Ar2Can: An Architect and an Artist Leveraging a Canvas for Multi-Human Generation
Shubhankar Borse, Phuc Pham, Farzad Farhadzadeh, Seokeon Choi, Phong Ha Nguyen, Anh Tuan Tran, Sungrack Yun, Munawar Hayat, Fatih Porikli
TL;DR
Ar2Can addresses the challenge of reliable multi-human generation by decoupling spatial layout generation from identity-preserving rendering. It introduces two Architect variants for layout and a GRPO-trained Artist with compositional rewards, including Hungarian centroid face matching and ArcFace identity similarity, achieving strong count accuracy and identity preservation on MultiHuman-Testbench using synthetic data. The modular architecture supports trade-offs between speed and accuracy and demonstrates state-of-the-art performance across key metrics, with token sharing and curriculum contributing to efficiency and stability.
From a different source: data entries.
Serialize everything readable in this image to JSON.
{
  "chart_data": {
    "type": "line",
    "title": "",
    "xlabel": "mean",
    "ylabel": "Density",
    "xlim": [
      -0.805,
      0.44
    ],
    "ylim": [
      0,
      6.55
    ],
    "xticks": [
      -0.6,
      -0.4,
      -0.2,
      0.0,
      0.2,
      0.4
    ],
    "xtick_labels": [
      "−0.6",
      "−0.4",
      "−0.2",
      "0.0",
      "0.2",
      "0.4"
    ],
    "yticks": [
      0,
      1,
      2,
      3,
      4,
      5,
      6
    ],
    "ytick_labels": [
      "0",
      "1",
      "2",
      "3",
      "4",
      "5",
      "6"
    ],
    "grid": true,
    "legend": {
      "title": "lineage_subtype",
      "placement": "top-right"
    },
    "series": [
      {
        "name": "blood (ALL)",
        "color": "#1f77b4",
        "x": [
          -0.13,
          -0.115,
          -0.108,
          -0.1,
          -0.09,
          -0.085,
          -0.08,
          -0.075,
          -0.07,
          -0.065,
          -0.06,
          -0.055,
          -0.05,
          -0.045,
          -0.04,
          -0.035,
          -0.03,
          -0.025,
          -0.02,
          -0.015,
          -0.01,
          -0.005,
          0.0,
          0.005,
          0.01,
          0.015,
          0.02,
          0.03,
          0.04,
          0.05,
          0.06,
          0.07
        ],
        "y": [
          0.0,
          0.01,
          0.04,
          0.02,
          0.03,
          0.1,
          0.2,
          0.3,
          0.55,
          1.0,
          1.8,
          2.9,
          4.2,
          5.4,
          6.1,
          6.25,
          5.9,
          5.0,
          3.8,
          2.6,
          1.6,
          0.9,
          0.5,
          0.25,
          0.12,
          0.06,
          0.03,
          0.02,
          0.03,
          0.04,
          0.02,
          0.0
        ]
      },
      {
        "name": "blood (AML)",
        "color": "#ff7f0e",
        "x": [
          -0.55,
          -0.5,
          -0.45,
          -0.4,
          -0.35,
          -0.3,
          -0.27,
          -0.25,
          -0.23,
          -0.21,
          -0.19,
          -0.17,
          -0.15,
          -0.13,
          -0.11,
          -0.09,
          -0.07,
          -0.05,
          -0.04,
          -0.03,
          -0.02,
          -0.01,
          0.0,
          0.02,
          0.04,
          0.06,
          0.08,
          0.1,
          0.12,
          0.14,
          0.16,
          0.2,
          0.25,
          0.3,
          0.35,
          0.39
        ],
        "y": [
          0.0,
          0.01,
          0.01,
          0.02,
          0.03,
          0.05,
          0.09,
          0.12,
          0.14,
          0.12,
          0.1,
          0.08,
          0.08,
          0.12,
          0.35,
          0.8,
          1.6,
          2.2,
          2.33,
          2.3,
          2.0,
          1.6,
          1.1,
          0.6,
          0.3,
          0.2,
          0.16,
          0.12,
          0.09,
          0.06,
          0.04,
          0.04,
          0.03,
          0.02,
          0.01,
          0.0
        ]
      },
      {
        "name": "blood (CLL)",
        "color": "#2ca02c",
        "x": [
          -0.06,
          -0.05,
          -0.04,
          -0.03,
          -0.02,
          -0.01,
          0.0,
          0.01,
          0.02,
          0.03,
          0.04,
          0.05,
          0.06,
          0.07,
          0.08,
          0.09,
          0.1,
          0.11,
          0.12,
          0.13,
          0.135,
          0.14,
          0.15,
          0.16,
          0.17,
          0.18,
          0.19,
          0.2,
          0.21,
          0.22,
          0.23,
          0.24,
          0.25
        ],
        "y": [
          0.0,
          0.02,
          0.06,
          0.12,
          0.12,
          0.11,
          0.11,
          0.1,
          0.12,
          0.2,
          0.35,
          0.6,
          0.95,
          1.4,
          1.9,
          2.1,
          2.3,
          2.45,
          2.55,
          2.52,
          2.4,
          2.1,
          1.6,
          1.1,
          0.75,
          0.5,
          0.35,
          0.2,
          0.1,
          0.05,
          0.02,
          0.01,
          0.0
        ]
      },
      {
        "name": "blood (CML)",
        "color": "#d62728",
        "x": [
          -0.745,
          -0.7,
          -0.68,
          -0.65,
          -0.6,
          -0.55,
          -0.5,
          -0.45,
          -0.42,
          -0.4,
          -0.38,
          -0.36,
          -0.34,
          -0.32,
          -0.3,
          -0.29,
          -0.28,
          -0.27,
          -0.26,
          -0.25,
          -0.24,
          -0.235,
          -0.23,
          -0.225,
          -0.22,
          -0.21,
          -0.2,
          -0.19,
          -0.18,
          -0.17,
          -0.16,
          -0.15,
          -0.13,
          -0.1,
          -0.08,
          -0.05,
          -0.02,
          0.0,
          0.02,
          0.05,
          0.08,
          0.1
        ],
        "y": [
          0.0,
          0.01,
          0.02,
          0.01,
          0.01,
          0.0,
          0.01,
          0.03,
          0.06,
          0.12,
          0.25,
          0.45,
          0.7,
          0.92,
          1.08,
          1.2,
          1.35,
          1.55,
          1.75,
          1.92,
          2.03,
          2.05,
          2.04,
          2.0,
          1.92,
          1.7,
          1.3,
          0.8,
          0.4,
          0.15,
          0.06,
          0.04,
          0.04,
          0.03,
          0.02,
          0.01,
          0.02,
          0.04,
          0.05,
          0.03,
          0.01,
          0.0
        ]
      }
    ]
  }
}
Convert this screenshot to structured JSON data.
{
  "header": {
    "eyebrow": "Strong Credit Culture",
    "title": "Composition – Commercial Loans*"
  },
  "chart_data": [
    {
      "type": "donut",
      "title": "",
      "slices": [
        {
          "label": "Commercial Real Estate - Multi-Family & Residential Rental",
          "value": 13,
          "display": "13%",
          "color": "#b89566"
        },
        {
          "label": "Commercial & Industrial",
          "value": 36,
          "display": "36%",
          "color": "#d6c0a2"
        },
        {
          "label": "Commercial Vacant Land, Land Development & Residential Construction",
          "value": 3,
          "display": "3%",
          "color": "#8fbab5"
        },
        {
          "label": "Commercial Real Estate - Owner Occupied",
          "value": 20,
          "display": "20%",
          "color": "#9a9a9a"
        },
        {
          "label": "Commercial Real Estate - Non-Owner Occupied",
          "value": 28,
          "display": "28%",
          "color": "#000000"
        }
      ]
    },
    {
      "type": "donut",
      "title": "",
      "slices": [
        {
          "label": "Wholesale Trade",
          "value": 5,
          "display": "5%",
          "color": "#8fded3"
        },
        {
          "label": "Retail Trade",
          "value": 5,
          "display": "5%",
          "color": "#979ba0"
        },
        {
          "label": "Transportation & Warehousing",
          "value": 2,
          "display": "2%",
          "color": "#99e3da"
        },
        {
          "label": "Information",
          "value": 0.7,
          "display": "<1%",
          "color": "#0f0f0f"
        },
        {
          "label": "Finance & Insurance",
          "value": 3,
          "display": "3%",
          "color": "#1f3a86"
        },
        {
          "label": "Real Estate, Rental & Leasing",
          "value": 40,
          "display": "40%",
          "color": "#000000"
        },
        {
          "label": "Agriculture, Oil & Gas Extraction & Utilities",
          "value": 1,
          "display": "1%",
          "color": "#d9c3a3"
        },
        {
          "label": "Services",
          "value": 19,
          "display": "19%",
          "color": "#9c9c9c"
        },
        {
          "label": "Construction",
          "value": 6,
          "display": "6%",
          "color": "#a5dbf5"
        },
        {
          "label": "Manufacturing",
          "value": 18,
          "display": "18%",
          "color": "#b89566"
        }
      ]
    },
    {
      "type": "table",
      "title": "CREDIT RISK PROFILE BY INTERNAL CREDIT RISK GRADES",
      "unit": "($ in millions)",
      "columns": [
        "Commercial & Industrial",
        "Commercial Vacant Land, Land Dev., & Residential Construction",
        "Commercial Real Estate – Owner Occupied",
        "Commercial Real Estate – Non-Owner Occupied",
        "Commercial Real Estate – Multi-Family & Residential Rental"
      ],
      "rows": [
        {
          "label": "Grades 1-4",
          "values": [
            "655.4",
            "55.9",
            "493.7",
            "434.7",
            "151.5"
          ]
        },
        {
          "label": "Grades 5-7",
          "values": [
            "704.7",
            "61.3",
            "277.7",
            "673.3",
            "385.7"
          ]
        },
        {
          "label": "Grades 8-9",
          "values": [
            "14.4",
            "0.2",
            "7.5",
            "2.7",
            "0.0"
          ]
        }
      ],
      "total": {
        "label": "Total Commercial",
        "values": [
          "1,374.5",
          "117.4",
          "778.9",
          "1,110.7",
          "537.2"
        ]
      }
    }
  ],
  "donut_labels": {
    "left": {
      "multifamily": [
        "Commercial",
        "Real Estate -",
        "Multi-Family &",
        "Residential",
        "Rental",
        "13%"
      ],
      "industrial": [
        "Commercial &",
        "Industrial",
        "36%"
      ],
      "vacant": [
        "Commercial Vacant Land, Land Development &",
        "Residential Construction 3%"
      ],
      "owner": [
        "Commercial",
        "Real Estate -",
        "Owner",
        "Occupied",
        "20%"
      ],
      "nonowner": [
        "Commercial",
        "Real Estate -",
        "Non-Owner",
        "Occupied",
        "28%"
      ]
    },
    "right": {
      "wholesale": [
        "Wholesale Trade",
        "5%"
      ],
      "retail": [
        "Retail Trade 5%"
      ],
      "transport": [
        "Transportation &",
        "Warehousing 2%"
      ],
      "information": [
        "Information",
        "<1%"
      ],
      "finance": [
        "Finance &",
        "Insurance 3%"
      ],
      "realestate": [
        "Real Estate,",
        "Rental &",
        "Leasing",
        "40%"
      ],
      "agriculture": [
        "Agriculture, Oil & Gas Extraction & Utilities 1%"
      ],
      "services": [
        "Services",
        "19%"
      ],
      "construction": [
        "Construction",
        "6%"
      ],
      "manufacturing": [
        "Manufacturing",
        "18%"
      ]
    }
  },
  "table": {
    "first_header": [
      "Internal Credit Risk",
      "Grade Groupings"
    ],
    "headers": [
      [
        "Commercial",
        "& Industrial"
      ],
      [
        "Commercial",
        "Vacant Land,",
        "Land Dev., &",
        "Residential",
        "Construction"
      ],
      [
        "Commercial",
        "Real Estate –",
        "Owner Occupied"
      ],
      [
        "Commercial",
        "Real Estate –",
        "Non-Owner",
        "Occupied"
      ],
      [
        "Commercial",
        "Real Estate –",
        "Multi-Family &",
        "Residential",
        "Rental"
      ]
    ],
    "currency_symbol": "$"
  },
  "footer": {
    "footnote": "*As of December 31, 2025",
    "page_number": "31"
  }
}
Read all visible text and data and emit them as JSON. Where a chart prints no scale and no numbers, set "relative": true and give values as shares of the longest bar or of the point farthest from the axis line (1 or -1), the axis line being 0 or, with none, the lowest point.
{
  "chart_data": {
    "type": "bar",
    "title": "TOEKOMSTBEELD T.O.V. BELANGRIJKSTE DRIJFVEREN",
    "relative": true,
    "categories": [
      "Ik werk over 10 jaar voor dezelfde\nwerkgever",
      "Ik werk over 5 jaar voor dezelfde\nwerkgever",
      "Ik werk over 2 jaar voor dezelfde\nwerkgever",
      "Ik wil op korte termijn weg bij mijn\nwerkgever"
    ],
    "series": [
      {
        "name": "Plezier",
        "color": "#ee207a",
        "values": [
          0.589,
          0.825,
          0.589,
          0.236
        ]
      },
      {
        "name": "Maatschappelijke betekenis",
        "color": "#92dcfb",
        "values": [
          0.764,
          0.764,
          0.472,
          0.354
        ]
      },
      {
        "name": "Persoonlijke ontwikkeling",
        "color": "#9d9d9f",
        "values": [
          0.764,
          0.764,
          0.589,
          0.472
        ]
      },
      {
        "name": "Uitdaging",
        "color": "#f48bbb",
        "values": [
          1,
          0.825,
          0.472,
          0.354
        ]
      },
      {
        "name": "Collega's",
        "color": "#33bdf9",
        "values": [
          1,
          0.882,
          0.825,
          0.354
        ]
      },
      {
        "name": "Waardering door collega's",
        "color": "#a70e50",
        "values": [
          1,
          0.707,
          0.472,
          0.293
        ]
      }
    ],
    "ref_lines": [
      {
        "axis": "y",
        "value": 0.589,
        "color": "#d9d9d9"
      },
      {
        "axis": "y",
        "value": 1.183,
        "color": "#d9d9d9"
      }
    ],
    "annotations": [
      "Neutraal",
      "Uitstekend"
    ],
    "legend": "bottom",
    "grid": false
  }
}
This framework paves the way for scalable, controllable multi-human generation in real-world applications.
Abstract
Despite recent advances in text-to-image generation, existing models consistently fail to produce reliable multi-human scenes, often duplicating faces, merging identities, or miscounting individuals. We present Ar2Can, a novel two-stage framework that disentangles spatial planning from identity rendering for multi-human generation. The Architect module predicts structured layouts, specifying where each person should appear. The Artist module then synthesizes photorealistic images, guided by a spatially-grounded face matching reward that combines Hungarian spatial alignment with ArcFace identity similarity. This approach ensures faces are rendered at correct locations and faithfully preserve reference identities. We develop two Architect variants, seamlessly integrated with our diffusion-based Artist model and optimized via Group Relative Policy Optimization (GRPO) using compositional rewards for count accuracy, image quality, and identity matching. Evaluated on the MultiHuman-Testbench, Ar2Can achieves substantial improvements in both count accuracy and identity preservation, while maintaining high perceptual quality. Notably, our method achieves these results using primarily synthetic data, without requiring real multi-human images.